Background and motivation: I'm given the boundary value problem:
$$y''(x)+2y(x)=-f(x)$$
subject $y(0)=y(2\pi)$ and $y \, '(0)=y \, '(2\pi)$.
EDIT: These were not given to be zero !! Maybe this helps…
The text (Nagle Saff and Snider, end of Chapter 11 technical writing exercise) asks us to construct the Green's function for the problem. At the moment, I'm a bit stumped because there is no $\lambda$ in the given problem. Let me elaborate, if we were given:
$$ (py')'+qy+\lambda r y= 0 $$
where $p,p',q$ and $r$ were continuous, real-valued, periodic functions with period $2\pi$ then I think I'd be able to get started.

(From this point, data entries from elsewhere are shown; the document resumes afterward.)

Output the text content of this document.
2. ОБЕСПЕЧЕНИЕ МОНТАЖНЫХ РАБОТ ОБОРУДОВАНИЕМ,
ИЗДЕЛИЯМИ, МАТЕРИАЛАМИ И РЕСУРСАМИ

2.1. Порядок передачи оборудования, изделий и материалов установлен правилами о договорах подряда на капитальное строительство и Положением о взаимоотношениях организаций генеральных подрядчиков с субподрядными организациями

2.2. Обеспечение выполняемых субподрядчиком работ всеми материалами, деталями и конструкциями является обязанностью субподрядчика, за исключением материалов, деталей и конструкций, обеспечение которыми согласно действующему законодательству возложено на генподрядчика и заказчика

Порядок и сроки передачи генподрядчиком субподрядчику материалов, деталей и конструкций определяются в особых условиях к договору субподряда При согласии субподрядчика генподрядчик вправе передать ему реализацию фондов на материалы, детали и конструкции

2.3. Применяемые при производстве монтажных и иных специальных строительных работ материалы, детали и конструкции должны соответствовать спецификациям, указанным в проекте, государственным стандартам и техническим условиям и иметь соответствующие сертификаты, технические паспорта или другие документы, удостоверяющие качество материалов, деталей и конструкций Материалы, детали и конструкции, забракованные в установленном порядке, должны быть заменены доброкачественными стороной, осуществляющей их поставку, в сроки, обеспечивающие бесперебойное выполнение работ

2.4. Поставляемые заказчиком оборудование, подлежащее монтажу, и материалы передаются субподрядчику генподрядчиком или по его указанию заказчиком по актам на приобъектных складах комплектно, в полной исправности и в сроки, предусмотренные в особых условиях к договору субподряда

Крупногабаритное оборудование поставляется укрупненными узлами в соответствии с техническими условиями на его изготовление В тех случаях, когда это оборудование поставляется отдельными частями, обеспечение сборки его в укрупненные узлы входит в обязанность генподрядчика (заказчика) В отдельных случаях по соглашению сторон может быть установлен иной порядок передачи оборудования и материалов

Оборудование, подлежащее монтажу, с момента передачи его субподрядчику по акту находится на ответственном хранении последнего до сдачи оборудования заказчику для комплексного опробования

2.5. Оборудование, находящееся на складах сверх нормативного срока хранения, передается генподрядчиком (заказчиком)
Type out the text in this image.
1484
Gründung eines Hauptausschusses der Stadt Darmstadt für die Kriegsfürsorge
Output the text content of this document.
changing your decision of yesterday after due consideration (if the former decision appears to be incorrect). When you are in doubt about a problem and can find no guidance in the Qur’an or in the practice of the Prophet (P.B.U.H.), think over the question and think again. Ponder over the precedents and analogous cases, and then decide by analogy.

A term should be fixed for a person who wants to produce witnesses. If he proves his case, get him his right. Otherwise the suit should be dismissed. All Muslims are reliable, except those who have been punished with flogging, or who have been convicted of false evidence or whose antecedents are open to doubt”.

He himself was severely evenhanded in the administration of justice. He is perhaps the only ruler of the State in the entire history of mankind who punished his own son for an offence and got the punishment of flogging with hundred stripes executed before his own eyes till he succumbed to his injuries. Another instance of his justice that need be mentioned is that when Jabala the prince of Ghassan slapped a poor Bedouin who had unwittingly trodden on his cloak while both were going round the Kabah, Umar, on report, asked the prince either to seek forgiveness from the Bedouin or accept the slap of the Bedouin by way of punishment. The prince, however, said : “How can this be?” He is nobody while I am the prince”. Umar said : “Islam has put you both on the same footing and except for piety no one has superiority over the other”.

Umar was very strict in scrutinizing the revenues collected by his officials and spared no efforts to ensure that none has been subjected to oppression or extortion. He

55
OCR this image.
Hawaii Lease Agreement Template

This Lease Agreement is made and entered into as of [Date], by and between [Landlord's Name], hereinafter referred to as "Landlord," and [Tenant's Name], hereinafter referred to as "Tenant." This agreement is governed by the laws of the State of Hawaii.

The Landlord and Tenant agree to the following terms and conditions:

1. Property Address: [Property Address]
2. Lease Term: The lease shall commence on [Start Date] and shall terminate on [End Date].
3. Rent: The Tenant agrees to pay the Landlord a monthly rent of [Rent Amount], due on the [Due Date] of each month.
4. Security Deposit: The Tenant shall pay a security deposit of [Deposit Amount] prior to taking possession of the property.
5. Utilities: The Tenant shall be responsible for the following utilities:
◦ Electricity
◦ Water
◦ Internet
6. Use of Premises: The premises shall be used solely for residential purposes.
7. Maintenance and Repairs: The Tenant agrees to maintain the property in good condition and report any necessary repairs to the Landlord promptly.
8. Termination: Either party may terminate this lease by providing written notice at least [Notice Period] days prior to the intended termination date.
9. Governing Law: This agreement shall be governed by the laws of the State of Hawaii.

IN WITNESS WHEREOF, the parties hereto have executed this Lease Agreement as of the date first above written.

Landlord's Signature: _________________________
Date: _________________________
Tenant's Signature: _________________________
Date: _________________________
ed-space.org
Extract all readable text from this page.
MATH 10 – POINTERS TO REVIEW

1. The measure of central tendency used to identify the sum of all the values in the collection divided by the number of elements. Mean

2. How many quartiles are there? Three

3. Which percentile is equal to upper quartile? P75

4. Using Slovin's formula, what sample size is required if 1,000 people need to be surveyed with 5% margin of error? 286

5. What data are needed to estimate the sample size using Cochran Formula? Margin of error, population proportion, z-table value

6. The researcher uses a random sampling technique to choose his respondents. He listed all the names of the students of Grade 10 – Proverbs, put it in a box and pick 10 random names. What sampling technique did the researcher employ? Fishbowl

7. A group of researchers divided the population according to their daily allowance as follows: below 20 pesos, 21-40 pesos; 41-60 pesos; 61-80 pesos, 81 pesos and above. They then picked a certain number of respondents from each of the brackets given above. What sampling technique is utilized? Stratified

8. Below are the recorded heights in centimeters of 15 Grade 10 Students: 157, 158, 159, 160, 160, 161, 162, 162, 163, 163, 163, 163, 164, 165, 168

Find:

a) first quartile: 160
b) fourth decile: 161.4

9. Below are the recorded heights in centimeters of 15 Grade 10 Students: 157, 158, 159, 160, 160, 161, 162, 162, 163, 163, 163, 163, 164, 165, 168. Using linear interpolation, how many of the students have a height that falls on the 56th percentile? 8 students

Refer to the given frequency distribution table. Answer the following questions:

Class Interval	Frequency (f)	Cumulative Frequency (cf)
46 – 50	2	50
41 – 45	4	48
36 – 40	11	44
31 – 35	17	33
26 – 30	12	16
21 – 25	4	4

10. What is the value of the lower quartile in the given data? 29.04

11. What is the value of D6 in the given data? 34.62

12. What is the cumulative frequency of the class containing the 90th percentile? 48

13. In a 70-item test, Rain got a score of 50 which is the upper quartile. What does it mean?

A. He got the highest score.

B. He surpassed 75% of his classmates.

I know the usual solutions then only fit the given boundary conditions for particular choices of $\lambda$. So, my initial observation is that $p=1$ is certainly continuous and periodic so we can set $p=1$.
- Question: what should I see as $q$ and $r$ for the problem stated at the start of this post? How can we massage the given problem into the standard form of Sturm Liouville?
I suppose it is important to note we must choose $r>0$ as it serves as the weight function in the inner product which is paired with the eigenspace of solutions for this problem.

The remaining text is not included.